Ömrünce ağaların emrinde çalışırdı.
Ekenekte bir taze, esir mi, suçlu mudur?
Koskoca küfesiyle, yaz boyu yük taşırdı.
İftihar belgesiyle satıldığından beri
Avare iş buyurur, bilmiş akıl verirdi.
Fellahlar ya amele yada cariye derdi.
Şu metruk isimlerden nasıl kurtulacaktı?
Gerdanında taşırken Atatürk'ün resmini
Pir-u pak çeşmelerden doldurur testisini
Dualarla ararken, yaşama hevesini
Çocukluğuna hasret, kasvete yabancıydı.
Gavur dağın düzleri, yamaçları yetmez mi?

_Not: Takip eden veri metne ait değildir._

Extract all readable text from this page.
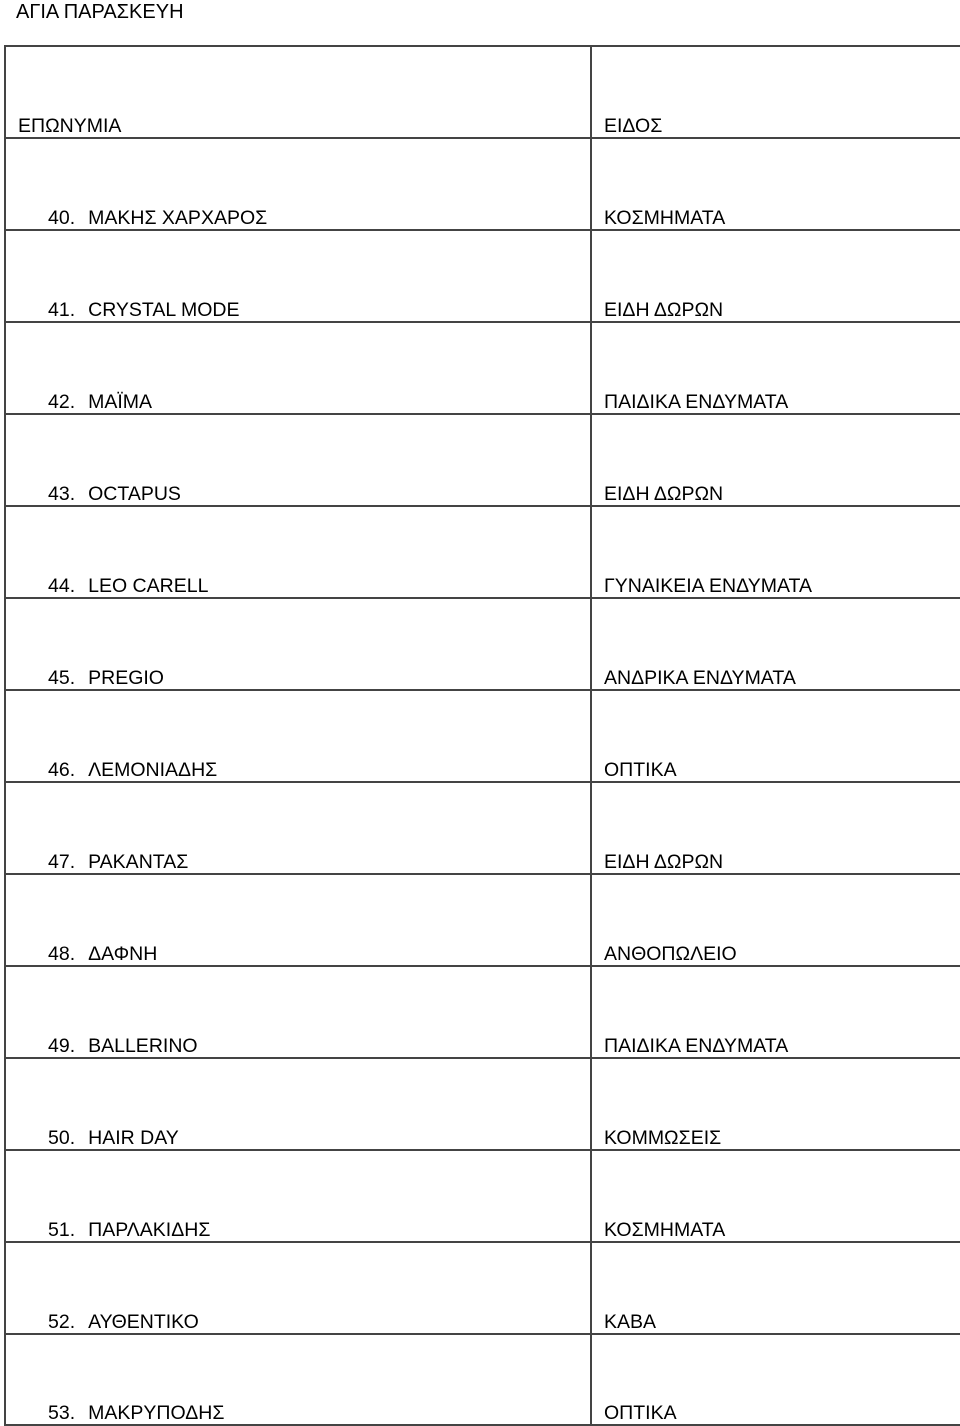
ΑΓΙΑ ΠΑΡΑΣΚΕΥΗ
ΕΠΩΝΥΜΙΑ	ΕΙΔΟΣ

40. ΜΑΚΗΣ ΧΑΡΧΑΡΟΣ	ΚΟΣΜΗΜΑΤΑ

41. CRYSTAL MODE	ΕΙΔΗ ΔΩΡΩΝ

42. ΜΑΪΜΑ	ΠΑΙΔΙΚΑ ΕΝΔΥΜΑΤΑ

43. OCTAPUS	ΕΙΔΗ ΔΩΡΩΝ

44. LEO CARELL	ΓΥΝΑΙΚΕΙΑ ΕΝΔΥΜΑΤΑ

45. PREGIO	ΑΝΔΡΙΚΑ ΕΝΔΥΜΑΤΑ

46. ΛΕΜΟΝΙΑΔΗΣ	ΟΠΤΙΚΑ

47. ΡΑΚΑΝΤΑΣ	ΕΙΔΗ ΔΩΡΩΝ

48. ΔΑΦΝΗ	ΑΝΘΟΠΩΛΕΙΟ

49. BALLERINO	ΠΑΙΔΙΚΑ ΕΝΔΥΜΑΤΑ

50. HAIR DAY	ΚΟΜΜΩΣΕΙΣ

51. ΠΑΡΛΑΚΙΔΗΣ	ΚΟΣΜΗΜΑΤΑ

52. ΑΥΘΕΝΤΙΚΟ	ΚΑΒΑ

53. ΜΑΚΡΥΠΟΔΗΣ	ΟΠΤΙΚΑ
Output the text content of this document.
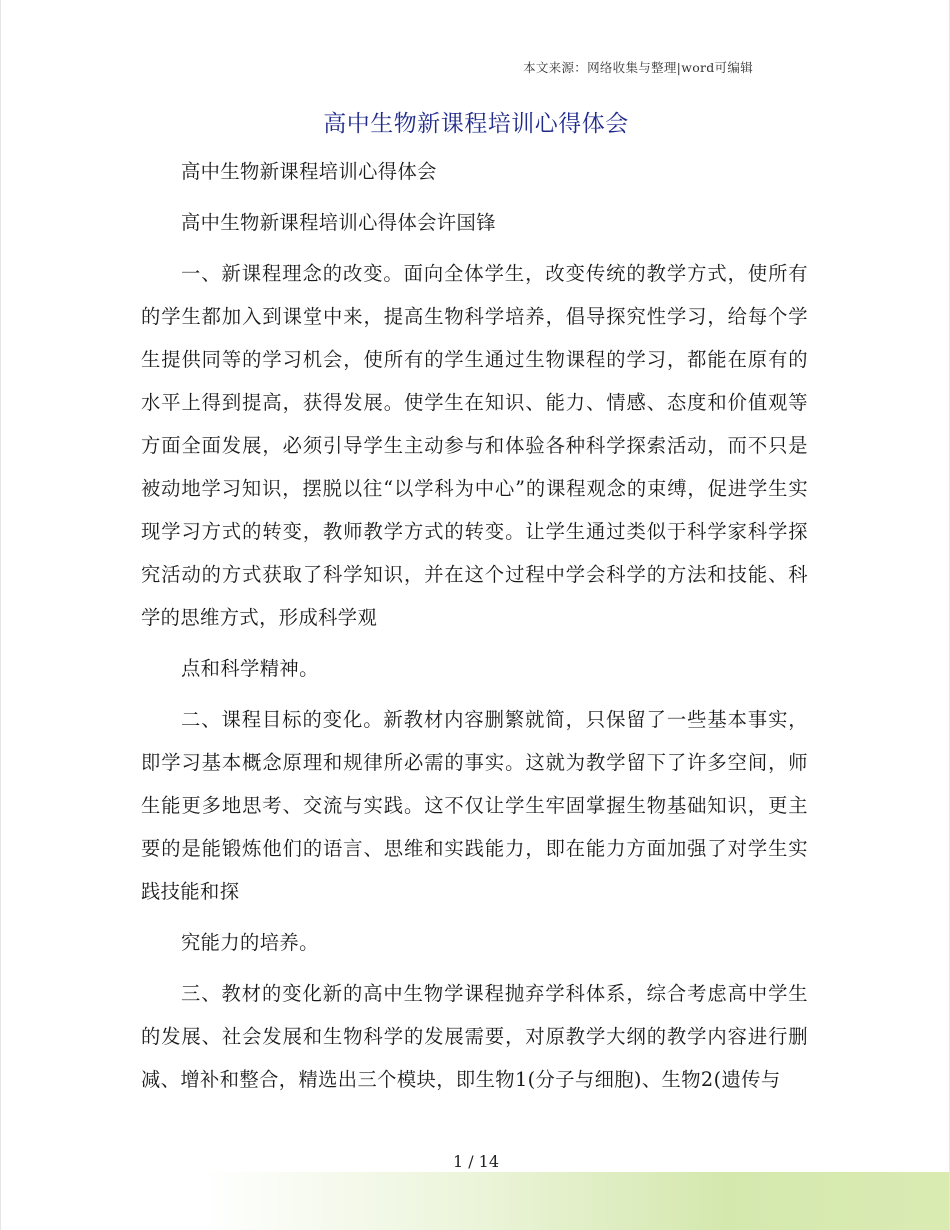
本文来源：网络收集与整理|word可编辑
高中生物新课程培训心得体会

高中生物新课程培训心得体会

高中生物新课程培训心得体会许国锋

一、新课程理念的改变。面向全体学生，改变传统的教学方式，使所有的学生都加入到课堂中来，提高生物科学培养，倡导探究性学习，给每个学生提供同等的学习机会，使所有的学生通过生物课程的学习，都能在原有的水平上得到提高，获得发展。使学生在知识、能力、情感、态度和价值观等方面全面发展，必须引导学生主动参与和体验各种科学探索活动，而不只是被动地学习知识，摆脱以往“以学科为中心”的课程观念的束缚，促进学生实现学习方式的转变，教师教学方式的转变。让学生通过类似于科学家科学探究活动的方式获取了科学知识，并在这个过程中学会科学的方法和技能、科学的思维方式，形成科学观

点和科学精神。

二、课程目标的变化。新教材内容删繁就简，只保留了一些基本事实，即学习基本概念原理和规律所必需的事实。这就为教学留下了许多空间，师生能更多地思考、交流与实践。这不仅让学生牢固掌握生物基础知识，更主要的是能锻炼他们的语言、思维和实践能力，即在能力方面加强了对学生实践技能和探

究能力的培养。

三、教材的变化新的高中生物学课程抛弃学科体系，综合考虑高中学生的发展、社会发展和生物科学的发展需要，对原教学大纲的教学内容进行删减、增补和整合，精选出三个模块，即生物1(分子与细胞)、生物2(遗传与

1 / 14
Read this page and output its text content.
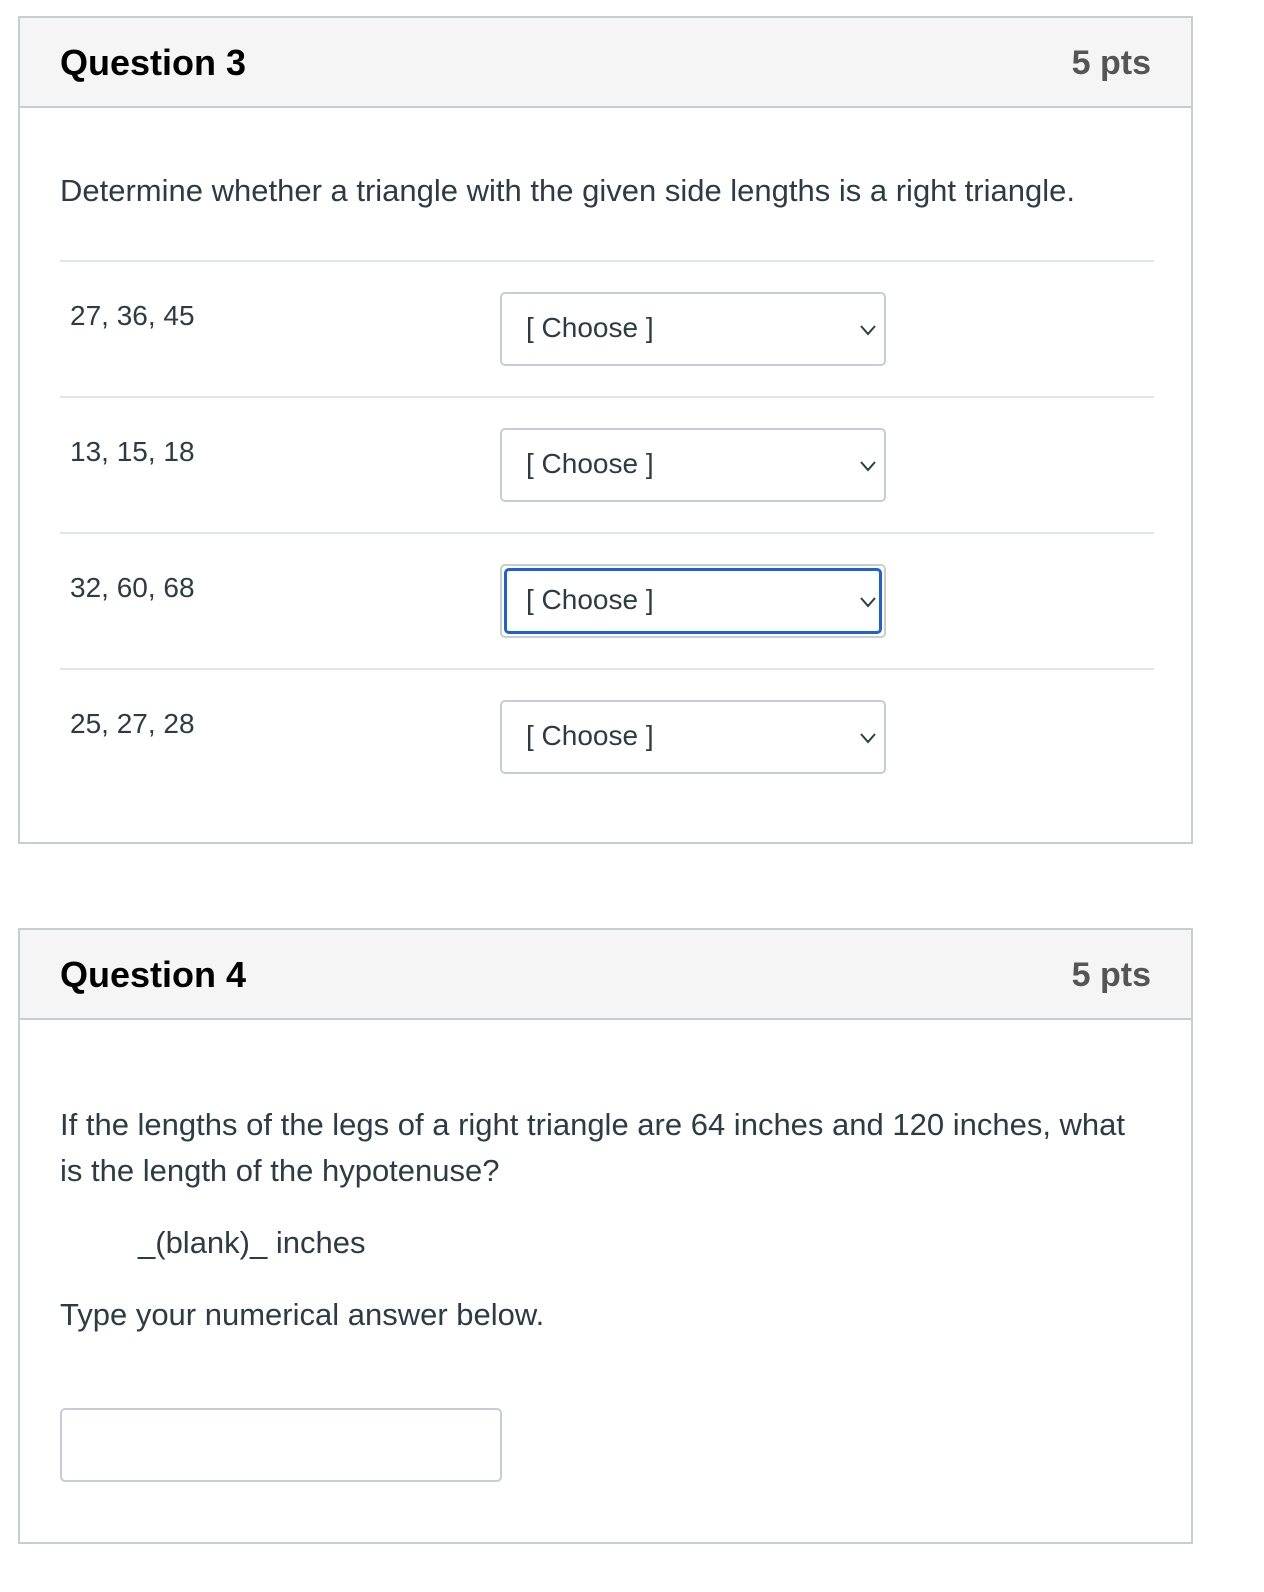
Question 3	5 pts
Determine whether a triangle with the given side lengths is a right triangle.
27, 36, 45	[ Choose ]
13, 15, 18	[ Choose ]
32, 60, 68	[ Choose ]
25, 27, 28	[ Choose ]
Question 4	5 pts
If the lengths of the legs of a right triangle are 64 inches and 120 inches, what is the length of the hypotenuse?
_(blank)_ inches
Type your numerical answer below.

Pus çöker, çakalların uluması bitmezdi.
Köşe-bucak gizlenen garip ve öksüzleri
Ana gibi sevgiyle, şefkatle kucaklardı.
Ahali bekliyorken Mehdi’nin dönüşünü
Arazide ne varsa, zaten bölüşülmüştü.
Mazlumların payına çile ve hüsran düştü
Tescilli fetbazlara köle mi olacaktı?
Ezberine yazmışken kanuni haklarını
Düşünceleri abes, konuşması yasaktı.
Halbuki tek arzusu insanca yaşamaktı
Yüreği kan ağlarken, nasıl susturacaktı?
Bu diyarda kim duyar, vicdanının sesini?
Ağalar ferman yazar, çeteler baş keserdi.
Bir ana cehalete, gaflete göğüs gerdi.
Müspet düşüncelerle sarsılmaz gücü vardı.